The DW-8000 employs Korg's Digital Waveform Generator System (DWGS), which features sampled waveforms stored across four 256 Kbit ROM chips. These waveforms range from standard synth shapes like sawtooth, square, and sine, to more complex sounds including bells, clavinets, acoustic and electric pianos, organs, guitars, and saxophones. A unique sample is utilized for each octave, and the waveforms were created using additive synthesis, which were then encoded onto the ROM chips. The DW-8000 features two oscillators, offering controls to modify their relative volumes and detune the second oscillator, creating a rich chorus-like effect.

There are various key assign modes, including polyphonic and polyphonic portamento. Unison modes combine all eight voices for a fuller monophonic sound, however, it lacks the ability to detune voices in unison mode. The DW-8000's voltage-controlled amplifier (VCA) and voltage-controlled filter (VCF) are analog, which contributes to its rich sound . The VCF's resonance produces a clear whistle at high settings and a warm sound at lower pitches. Keyboard velocity and aftertouch can control volume and filter cutoff, and vibrato can be added using aftertouch. Both the VCA and VCF envelopes feature six-stage envelopes featuring Attack, Decay, Break Point, Slope, Sustain and Release stages, allowing for complex envelope shapes to be created.

The DW-8000 features a digital delay effect with adjustable delay times up to 500 milliseconds, and controls for delay time, feedback, effect level, and modulation.
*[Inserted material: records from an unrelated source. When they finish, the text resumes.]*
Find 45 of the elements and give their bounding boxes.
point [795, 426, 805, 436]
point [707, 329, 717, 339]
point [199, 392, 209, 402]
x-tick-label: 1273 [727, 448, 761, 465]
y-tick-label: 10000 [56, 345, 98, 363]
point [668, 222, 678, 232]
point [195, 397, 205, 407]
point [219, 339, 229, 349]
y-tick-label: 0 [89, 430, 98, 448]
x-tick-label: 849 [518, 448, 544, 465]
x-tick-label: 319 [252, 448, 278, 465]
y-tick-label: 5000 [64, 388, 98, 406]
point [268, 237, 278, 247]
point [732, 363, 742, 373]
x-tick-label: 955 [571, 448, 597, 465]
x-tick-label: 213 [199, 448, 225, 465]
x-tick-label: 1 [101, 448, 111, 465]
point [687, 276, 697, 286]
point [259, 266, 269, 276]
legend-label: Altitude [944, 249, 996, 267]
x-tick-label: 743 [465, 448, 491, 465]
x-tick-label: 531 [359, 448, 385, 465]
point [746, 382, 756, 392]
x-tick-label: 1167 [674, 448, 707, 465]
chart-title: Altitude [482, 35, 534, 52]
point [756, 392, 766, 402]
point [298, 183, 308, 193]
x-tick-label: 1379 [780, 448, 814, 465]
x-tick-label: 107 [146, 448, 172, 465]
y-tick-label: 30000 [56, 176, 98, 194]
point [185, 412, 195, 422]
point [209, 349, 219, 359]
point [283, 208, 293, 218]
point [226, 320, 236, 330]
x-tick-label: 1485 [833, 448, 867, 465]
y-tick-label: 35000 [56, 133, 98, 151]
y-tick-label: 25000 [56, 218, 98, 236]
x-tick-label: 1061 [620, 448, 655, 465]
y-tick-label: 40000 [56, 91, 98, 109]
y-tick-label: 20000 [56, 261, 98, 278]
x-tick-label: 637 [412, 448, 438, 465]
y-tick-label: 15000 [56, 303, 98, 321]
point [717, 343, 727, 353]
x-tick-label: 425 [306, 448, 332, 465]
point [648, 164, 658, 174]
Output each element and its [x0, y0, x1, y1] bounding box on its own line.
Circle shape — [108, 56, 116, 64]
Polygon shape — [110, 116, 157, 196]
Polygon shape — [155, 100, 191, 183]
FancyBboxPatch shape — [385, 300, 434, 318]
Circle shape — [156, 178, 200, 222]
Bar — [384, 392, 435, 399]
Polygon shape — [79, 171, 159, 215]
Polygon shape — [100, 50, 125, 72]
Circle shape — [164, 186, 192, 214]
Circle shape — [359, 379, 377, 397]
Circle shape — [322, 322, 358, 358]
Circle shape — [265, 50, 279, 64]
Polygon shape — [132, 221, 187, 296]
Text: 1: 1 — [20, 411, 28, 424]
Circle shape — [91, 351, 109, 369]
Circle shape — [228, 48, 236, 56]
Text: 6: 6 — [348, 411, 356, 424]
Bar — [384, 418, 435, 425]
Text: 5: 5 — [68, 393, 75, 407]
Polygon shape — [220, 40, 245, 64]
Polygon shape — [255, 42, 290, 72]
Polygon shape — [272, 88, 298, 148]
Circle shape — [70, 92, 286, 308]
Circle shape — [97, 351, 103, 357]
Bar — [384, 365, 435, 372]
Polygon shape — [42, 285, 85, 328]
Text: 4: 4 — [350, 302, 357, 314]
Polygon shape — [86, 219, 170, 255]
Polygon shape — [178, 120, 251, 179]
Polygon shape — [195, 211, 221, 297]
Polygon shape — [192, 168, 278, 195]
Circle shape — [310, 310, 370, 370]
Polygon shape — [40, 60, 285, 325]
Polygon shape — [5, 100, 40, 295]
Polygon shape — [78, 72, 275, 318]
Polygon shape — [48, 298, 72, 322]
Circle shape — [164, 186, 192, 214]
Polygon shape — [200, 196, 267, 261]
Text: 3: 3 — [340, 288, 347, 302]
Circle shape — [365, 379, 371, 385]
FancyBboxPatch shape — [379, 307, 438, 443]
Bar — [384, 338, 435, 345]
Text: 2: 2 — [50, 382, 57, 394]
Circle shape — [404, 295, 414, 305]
These settings allow for a range of effects including flanging, double tracking and long echo effects. These delay settings can be saved with the synth patch for easy recall. It also features an 'auto-bend' option for initial note slides. It allows subtle or pronounced note adjustments, akin to a trumpet's entry or portamento. Settings include time, intensity, and the ability to choose whether it affects oscillator one, two, or both. The built-in arpeggiator includes controls for tempo control, octave range, pattern modes for up/down and assign, and a Latch function for sustaining arpeggios after releasing the keys. It can also sync to external MIDI clock signals.

The DW-8000 can store 64 patches, and the optional MEX8000 memory expander allows users to access four more banks, each holding 64 patches.

== EX8000 ==
The EX-8000 is the rack-mounted counterpart to the DW-8000, containing all the same features except the arpeggiator.